Desde el instante mismo en que comencé a tener algo parecido a la presencia, algo de estancia, de existencia. Desde el ligero resplandor rojizo que bañaba mis ojos a través de los párpados, antes de quemar el iris con la luz del día y abrir mi cuerpo a las ventanas del mundo, antes de sus aromas y sus risas, de sacar la lengua y darme cuenta de que el aire era salado, antes de que la hierba a mis espaldas riera y me dijera: soy húmeda y fría. Antes de conocer las palabras y las cosas. Antes del sentido, de la ciencia y la conciencia. Antes de las etiquetas y los nombres, antes de notar siquiera que sentía. Mi primer pensamiento del día. El primero de mi día.
Estuve así tirado un segundo aprendiendo a respirar y parpadear. Vi mis manos y sentí el viento jugueteando entre mis vellos erizados. Miré hacia arriba: los árboles bailando, un mirlo cortando el firmamento. Luego estiré ambos brazos más allá de los límites de mi cabeza y rodé sobre mis espaldas hasta quedar de cara al suelo. Vi que aún entre los tallos del pasto había vida y movimiento. Acerqué mi oreja y supe que la tierra latía como ese pensamiento en mi cabeza mientras una mariposa negra dibujaba ovejas blancas en el aire. Apoyando las palmas sobre la hierba alejé el suelo de mi rostro y poco a poco, tambaleando, me puse de pie.
Caminar fue un poco complicado. Cada paso mi cuerpo entero una liga expandiéndose y retrayéndose y el crujido del bosque, troncos que se niegan a caer. Noté que los frutos se balanceaban y me resultó divertido. Intenté trotar y en un segundo corría ya acercándome al arroyo, la piel de mi rostro se estiraba más y más hacia los lados y hacia arriba, mis pómulos tibios y los dientes de fuera. Un sonido rítmico que nacía de mis tripas hizo vibrar los músculos en mi laringe y supe lo que era la alegría.

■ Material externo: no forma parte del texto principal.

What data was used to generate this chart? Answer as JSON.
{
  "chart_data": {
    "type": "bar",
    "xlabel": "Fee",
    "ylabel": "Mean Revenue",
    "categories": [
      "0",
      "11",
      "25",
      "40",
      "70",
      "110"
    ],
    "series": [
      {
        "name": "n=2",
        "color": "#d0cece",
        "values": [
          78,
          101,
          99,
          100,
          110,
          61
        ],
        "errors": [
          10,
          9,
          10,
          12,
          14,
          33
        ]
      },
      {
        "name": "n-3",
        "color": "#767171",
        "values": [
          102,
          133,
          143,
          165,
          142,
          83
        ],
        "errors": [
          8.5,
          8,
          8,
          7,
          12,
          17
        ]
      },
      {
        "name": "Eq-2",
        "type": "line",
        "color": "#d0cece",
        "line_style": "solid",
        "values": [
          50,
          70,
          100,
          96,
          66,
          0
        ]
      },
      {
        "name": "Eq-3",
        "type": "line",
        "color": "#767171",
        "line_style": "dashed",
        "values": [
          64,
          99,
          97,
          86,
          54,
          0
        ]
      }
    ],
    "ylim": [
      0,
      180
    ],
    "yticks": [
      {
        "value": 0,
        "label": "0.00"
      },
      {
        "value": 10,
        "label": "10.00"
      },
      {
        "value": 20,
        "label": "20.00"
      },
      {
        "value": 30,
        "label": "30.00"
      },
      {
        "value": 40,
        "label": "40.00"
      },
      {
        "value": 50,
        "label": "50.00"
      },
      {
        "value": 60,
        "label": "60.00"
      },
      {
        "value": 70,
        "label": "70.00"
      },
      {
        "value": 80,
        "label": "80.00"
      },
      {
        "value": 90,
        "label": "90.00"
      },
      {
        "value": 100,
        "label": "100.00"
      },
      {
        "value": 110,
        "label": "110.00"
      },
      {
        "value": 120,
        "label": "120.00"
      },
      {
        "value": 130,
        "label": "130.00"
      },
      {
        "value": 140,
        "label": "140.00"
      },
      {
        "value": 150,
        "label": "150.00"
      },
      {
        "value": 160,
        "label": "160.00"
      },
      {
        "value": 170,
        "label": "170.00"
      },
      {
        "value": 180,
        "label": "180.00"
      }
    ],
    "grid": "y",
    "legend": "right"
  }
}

Entonces vi tu silueta en lo alto de la colina. En ese momento no supe explicarme por qué ni cómo, pero te reconocí. Subí cuan rápido la pendiente me lo permitió y me paré cerca tan cerca de tu cuerpo que pude capturar en mi nariz una gota de sudor evaporándose aromática de tu piel. Tus ojos se abrieron y fuiste reflejo perfecto de mi propia sonrisa. Las hojas de los sauces canturrearon algo colina abajo y yo me perdí en el fondo de tus pupilas. Tus manos tocaron mis manos y de pronto mis dedos torpes se volvieron enramaje de medusa entre los tuyos. Una frescura de ocaso comenzaba a dibujarse tras tu espalda y cuatrocientos cuarenta y tres tonos entre el carmesí y el púrpura se resbalaron sobre nosotros como un manto cósmico. Mi corazón latió desesperado y agradecí –no sé a quién– haberte encontrado. La temperatura de mi rostro se elevó al doble y más cuando me estrechaste contra ti. Dos pares de labios se unieron y transformaron la última luz en sepulcro. ¡Cómo deseé en ese momento que un día en el mundo durara más que un respiro! Pero era tiempo de volver a la tierra, tiempo de bajar de nuevo. Tiempo del fin al fin. Un segundo antes de morir conocí el amor, y fui feliz. Entonces lo entendí: haberte reconocido no fue más que un acto de memoria. Memoria del primer y último pensamiento de mi día.